Why iterating the optimization?

When working with complex high-dimensionality datasets, one may be interested in data relationships at different resolutions. In a pet image recognition project, one may want to distinguish not only cats from dogs but also different breeds. While several hierarchical clustering methods are available, they generally tend to ignore the fact that optimal parameters in a typical clustering analysis are dependent on the subset of data being considered, and work instead on a single set resolution. The optimal embedding for separating dog breeds may lay on a different from the one that allows separating distinct species, while features that may be relevant/irrelevant in distinguishing a cat from a dog may hold negligible/considerable information at the breeds level. For a proper hierarchal analysis, the choice of clustering parameters should be repeated at each iteration, accounting for the new range and shape of the data subsets. raccoon identifies the proper clustering parameters at each hierarchical level, by repeating the optimization independently for each identified cluster.

Do I really need to run raccoon on my dataset?

Not necessarily. This library is designed to identify complex clustering relationships in high-dimensional datasets. It is most suited for data in which hierarchical groups are expected, and are untreatable in their original space. If you know your analysis may benefit from a thorough dimensionality reduction, this library may be useful to you. For simpler and/or low-dimensionality datasets, a more efficient out-of-the-box clustering algorithm could more than enough. You can still run a parameters search with raccoon even in these cases, but you need to be aware of the accuracy-computational cost trade-off. Know your data!

Can I use my own clustering score?

Of course. raccoon can takes custom objective functions as long as they comply to the format used by other common internal validation scores available in sickit-learn, like the silhouette score. The score needs to be at a maximum when the clustering is optimal, invert its direction if necessary. Just remember to make sure your function is compatible with RAPIDS if you are planning to use a GPU.

Why is there an option to run tSVD before UMAP? I thought UMAP didn’t need preprocessing.
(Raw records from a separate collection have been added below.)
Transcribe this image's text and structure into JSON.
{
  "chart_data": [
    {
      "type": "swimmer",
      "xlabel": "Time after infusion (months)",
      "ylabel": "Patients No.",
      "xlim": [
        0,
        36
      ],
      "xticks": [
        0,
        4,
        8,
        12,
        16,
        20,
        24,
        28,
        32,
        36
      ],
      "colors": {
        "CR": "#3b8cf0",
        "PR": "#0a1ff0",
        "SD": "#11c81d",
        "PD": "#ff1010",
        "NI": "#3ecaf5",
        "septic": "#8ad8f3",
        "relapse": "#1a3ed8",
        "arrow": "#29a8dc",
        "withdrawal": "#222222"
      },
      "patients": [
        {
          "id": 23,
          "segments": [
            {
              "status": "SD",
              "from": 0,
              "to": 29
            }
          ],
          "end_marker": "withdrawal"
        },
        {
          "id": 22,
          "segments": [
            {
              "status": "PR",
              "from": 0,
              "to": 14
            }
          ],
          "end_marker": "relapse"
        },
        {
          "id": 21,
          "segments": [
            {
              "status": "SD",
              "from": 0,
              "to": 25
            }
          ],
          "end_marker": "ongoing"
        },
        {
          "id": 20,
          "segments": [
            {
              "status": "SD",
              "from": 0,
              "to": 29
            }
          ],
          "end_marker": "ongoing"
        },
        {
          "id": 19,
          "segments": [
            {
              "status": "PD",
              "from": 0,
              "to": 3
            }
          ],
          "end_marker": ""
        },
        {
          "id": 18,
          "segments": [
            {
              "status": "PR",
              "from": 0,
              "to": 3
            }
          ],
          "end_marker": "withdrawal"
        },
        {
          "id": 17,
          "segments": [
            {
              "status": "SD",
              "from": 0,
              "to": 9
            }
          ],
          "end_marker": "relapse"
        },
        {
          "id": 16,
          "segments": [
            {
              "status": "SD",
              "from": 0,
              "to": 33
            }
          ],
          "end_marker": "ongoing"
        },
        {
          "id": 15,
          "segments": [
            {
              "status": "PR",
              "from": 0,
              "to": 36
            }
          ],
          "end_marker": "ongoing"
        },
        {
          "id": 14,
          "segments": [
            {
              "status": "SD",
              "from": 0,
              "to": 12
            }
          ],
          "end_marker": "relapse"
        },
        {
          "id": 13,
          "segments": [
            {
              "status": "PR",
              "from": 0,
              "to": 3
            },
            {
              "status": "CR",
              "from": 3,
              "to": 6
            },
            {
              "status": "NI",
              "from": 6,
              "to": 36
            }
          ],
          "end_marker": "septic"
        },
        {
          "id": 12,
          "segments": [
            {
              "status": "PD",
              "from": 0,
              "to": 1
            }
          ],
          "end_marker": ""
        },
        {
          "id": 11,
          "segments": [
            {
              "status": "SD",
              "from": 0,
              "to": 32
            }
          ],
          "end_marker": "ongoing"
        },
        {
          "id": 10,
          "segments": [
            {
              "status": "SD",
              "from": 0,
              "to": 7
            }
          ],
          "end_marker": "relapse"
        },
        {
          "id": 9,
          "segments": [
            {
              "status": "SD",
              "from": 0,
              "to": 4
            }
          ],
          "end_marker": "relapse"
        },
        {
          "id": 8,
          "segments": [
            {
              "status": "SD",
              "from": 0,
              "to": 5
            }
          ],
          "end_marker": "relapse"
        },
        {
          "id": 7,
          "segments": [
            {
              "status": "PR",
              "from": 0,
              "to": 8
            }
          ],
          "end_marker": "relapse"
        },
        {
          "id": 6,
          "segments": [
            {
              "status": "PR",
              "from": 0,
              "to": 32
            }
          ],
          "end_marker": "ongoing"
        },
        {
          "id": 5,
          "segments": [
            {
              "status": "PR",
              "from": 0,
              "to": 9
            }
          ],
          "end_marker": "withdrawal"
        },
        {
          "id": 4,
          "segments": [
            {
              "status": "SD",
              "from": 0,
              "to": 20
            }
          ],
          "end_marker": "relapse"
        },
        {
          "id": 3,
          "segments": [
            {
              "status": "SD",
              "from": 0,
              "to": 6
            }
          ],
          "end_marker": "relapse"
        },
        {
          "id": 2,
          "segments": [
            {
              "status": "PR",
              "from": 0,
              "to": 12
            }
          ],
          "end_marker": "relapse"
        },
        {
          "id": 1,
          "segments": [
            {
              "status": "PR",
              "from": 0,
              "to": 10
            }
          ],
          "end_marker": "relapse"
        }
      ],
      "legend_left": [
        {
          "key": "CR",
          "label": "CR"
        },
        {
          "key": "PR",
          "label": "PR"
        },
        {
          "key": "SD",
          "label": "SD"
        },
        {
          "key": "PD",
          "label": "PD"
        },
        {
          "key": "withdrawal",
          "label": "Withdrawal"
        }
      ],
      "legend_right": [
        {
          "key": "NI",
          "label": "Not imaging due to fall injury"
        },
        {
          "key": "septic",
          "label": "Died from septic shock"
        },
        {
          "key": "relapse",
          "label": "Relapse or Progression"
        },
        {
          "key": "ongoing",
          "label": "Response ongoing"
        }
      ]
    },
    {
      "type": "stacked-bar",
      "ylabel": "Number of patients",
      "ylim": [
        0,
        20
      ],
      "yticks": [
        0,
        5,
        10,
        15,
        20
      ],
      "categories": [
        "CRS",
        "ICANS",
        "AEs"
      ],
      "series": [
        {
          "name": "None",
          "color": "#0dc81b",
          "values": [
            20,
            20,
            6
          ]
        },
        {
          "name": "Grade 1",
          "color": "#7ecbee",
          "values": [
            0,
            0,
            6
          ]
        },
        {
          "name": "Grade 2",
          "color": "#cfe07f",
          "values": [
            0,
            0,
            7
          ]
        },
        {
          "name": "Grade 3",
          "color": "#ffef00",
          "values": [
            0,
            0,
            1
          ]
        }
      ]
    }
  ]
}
That is correct, in principle UMAP does not need a preliminary step of low-information removal, but it may be the case that you want to remove useless and redundant features nevertheless, e.g. to help with the interpretation of the results, or to improve the signal-to-noise ratio in particularly complex dataset. Our goal is a highly costumizable library, so the option of skip these steps is available.

Can I still skip the low-information removal/non-linear dimensionality reduction?
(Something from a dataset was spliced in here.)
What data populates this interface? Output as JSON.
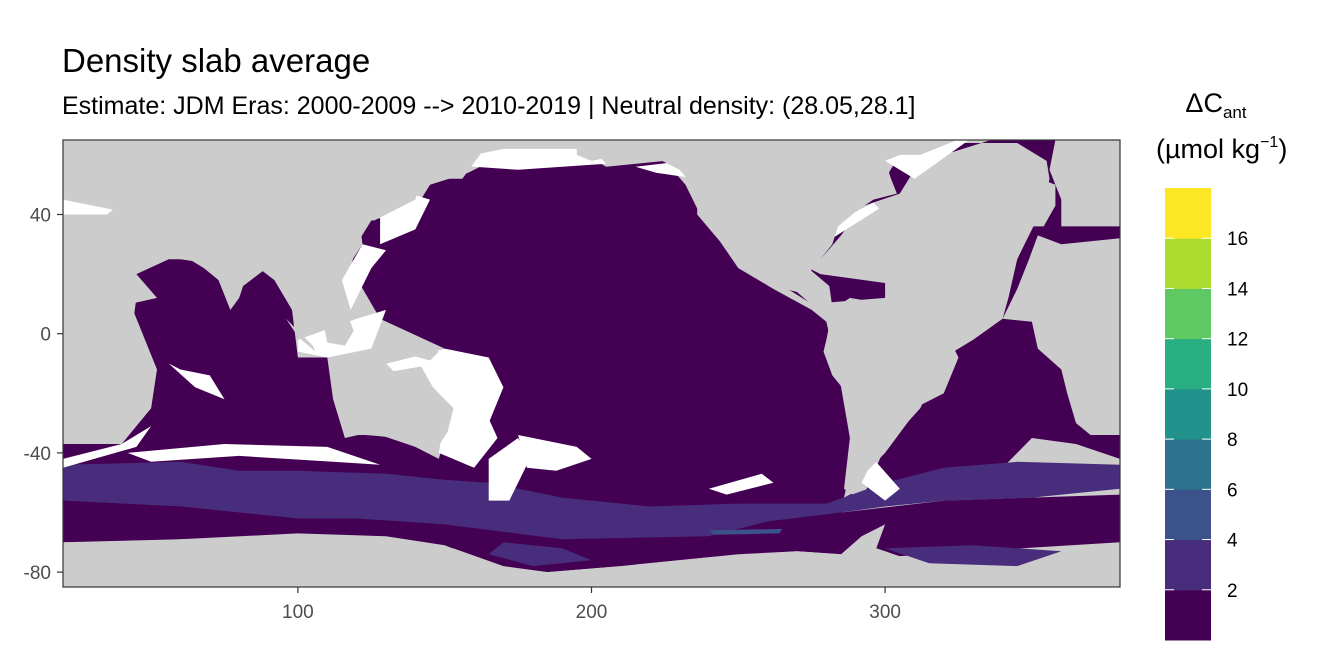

Yes, flags are available to skip the different steps of the analysis, however, this library was designed with all of these steps in mind and you this choice may lead to a slight efficiency loss. See the documentation for more details.

Can I use something else rather than UMAP?

For the moment, the only alternative is to only run the low-information removal (e.g. with tSVD) and skip the non-linear dimensionality reduction step, if you wish so. We plan on adding more algorithms in the future. Stay tuned!